Items the deep scan surfaced that aren't bugs but should be tracked:

  • Drift: Docs/mardonar-encounter-engine.md describes a Go bot with an embedded MCP layer; the actual code is TypeScript with an external JSON-RPC GraphMCP server. Treat the doc as historical/aspirational.
  • Resolved 2026-06-19 — README.md's "Project Structure" tree referenced src/mcp/ and the old 2-command layout. README now reflects the actual 8-command structure, src/graphmcp/ (Neo4j/src/mcp/ retired), and includes a callout noting Docs/mardonar-encounter-engine.md is historical.
  • Resolved 2026-06-19 — Duplicate trimHistory logic in src/session/sessionManager.ts and src/harness/contextAssembler.ts was extracted to src/lib/historyTrim.ts. tests/unit/historyTrim.test.ts covers the shared module at 100%.

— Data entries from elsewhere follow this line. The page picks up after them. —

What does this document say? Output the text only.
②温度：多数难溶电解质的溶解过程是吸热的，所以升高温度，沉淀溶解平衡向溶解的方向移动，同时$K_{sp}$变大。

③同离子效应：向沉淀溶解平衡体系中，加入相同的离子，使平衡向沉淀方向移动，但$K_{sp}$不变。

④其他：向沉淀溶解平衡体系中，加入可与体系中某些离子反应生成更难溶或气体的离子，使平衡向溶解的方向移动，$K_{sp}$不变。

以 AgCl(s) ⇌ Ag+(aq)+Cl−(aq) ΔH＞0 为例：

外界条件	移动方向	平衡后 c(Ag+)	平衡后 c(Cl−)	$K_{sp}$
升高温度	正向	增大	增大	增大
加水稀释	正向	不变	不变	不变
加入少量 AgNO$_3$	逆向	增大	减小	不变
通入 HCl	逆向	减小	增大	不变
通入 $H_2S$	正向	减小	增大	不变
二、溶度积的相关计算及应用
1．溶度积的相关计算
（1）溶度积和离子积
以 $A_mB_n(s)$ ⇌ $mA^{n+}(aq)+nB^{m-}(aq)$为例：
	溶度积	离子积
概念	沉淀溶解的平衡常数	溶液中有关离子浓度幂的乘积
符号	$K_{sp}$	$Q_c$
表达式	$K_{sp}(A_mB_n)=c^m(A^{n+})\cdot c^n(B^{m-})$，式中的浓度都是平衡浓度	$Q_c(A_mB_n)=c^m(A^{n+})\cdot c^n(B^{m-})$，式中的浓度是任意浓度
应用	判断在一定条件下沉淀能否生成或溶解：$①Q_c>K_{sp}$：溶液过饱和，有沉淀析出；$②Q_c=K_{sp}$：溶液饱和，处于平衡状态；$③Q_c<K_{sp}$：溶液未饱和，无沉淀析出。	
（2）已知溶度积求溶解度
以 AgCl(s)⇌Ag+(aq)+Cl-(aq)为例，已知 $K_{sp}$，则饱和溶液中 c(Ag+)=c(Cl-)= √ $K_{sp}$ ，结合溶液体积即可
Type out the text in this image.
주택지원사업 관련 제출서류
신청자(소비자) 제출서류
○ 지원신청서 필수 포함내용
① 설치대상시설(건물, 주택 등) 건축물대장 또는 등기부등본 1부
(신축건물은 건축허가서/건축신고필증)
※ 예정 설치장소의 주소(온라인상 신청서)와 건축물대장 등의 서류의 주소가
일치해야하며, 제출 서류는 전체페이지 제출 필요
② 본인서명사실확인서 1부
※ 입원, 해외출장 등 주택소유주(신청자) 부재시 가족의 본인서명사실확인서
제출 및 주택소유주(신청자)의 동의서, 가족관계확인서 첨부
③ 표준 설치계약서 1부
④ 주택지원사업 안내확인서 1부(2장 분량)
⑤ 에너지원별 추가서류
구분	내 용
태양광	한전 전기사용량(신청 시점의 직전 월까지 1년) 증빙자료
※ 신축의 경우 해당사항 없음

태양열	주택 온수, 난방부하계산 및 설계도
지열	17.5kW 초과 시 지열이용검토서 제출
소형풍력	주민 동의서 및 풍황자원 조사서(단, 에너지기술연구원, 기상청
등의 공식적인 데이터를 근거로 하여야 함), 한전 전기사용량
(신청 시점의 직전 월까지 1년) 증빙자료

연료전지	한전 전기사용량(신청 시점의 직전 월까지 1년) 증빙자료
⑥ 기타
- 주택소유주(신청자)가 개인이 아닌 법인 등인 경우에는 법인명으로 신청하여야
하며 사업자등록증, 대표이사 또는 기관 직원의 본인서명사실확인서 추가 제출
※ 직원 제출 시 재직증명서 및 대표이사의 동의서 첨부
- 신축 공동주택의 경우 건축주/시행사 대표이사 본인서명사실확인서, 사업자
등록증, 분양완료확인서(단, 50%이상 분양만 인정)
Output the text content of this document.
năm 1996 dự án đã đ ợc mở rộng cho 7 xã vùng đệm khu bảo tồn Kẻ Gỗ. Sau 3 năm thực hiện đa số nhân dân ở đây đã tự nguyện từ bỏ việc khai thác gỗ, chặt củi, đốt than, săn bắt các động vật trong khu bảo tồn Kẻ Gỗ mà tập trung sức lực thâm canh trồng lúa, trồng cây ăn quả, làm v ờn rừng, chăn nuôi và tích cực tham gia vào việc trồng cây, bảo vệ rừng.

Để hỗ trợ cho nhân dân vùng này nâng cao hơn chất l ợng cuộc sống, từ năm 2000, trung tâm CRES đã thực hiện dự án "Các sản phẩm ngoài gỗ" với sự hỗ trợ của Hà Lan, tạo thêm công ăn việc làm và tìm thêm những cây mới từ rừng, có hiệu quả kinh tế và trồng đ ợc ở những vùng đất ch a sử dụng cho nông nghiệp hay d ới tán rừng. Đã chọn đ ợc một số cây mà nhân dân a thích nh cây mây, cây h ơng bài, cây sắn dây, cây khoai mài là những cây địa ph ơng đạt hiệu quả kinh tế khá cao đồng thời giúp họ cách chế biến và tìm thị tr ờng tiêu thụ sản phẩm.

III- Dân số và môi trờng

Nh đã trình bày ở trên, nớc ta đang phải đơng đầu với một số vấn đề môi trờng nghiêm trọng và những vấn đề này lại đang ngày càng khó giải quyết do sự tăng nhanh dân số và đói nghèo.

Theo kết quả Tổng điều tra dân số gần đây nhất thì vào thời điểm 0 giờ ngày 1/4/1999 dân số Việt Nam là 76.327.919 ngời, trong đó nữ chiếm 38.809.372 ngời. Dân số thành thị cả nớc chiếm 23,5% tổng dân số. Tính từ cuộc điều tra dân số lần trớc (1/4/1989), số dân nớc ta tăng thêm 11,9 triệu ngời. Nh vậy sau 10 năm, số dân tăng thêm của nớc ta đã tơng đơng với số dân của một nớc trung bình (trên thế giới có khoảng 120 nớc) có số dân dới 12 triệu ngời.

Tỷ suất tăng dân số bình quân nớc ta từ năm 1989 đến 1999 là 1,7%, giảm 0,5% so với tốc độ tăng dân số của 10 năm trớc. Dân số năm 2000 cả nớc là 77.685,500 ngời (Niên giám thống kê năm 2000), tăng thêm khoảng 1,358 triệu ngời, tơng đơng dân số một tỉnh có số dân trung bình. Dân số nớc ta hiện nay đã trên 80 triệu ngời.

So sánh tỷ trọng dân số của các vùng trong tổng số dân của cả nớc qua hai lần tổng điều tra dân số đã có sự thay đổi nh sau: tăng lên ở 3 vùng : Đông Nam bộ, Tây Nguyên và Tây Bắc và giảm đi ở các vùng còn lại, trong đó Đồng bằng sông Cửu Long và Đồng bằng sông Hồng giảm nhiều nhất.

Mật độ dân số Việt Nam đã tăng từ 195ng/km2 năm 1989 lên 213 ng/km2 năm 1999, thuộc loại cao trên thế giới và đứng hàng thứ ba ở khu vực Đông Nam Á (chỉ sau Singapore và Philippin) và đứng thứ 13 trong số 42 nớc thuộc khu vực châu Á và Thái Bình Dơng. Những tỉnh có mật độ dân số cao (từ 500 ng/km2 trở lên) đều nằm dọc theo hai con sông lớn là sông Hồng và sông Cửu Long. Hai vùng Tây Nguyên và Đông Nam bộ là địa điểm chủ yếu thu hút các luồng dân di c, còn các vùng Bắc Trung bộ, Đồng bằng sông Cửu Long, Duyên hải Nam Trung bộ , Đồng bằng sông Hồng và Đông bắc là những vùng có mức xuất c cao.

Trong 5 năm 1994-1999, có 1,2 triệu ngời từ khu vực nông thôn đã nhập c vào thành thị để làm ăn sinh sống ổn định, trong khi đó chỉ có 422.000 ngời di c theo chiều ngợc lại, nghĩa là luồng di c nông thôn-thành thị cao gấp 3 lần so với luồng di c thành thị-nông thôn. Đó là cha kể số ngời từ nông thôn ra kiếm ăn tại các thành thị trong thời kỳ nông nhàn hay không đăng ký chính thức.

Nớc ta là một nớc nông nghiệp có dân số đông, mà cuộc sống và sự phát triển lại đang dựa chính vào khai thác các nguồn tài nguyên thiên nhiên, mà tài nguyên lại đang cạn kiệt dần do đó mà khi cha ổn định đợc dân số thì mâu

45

  • No production compose file — only docker-compose.dev.yml. The Dockerfile is production-ready but deployment is ad-hoc.
  • Resolved 2026-06-19 — No CI/CD.gitea/workflows/test.yml runs tsc --noEmit, npm run test:unit, and npm run test:coverage on push/PR to main (Node 22, cached npm).
  • DISCORD_ALLOWED_USERS is empty by default → anyone in allowed channels can run /encounter start. The access control is channel-scoped, not user-scoped; admins need to set the env var explicitly.
  • OLLAMA_BASE_URL defaults to localhost — fine for dev, but production needs the LAN IP or proxy URL set.
  • Resolved 2026-06-19 — Spec tool list must be kept in synctests/unit/specsToolsConsistency.test.ts walks every specs/*.yaml, asserts each entry in tools: [...] is registered in the tool plugin registry, and fails loudly with the file and unknown name if drift appears. Also asserts every registered tool is referenced by at least one spec.
  • Resolved 2026-06-19 — Schema mismatch risk: src/types/index.ts now re-exports EncounterSpec (and its sub-shapes) derived from z.infer<typeof EncounterSpecSchema>. The static type and the runtime validator are now the same source of truth — drift is structurally impossible. Side effect: loadSpec now also validates xpReward as a number (was previously typed but unenforced).
  • Resolved 2026-06-19 — Logging drift: the architecture previously claimed pino + pino-pretty + structured JSON. The actual logger is the custom src/lib/logger.ts (plaintext stdout, no env-driven level filter). The unused pino and pino-pretty dependencies were removed from package.json; §2.1, §2.2, and §6.3 now describe reality.
  • Resolved 2026-06-19 — README drift: README.md was significantly out of date: it told new contributors to set a no-op LOG_LEVEL=debug, run the non-existent npm run validate-spec, and look at src/mcp/ (renamed to src/graphmcp/) and src/db/neo4j.ts (no Neo4j in the project). It also linked Docs/mardonar-encounter-engine.md (Go architecture, historical) as the current architecture doc. The dead top-level scripts/deploy-commands.ts — a stale duplicate of src/scripts/deploy-commands.ts that only knew about 2 of 8 commands — was removed. The README now reflects the actual layout, command set, and persistence layer.

Document generated by bmad-document-project initial scan, deep level. Project state recorded in docs/project-scan-report.json.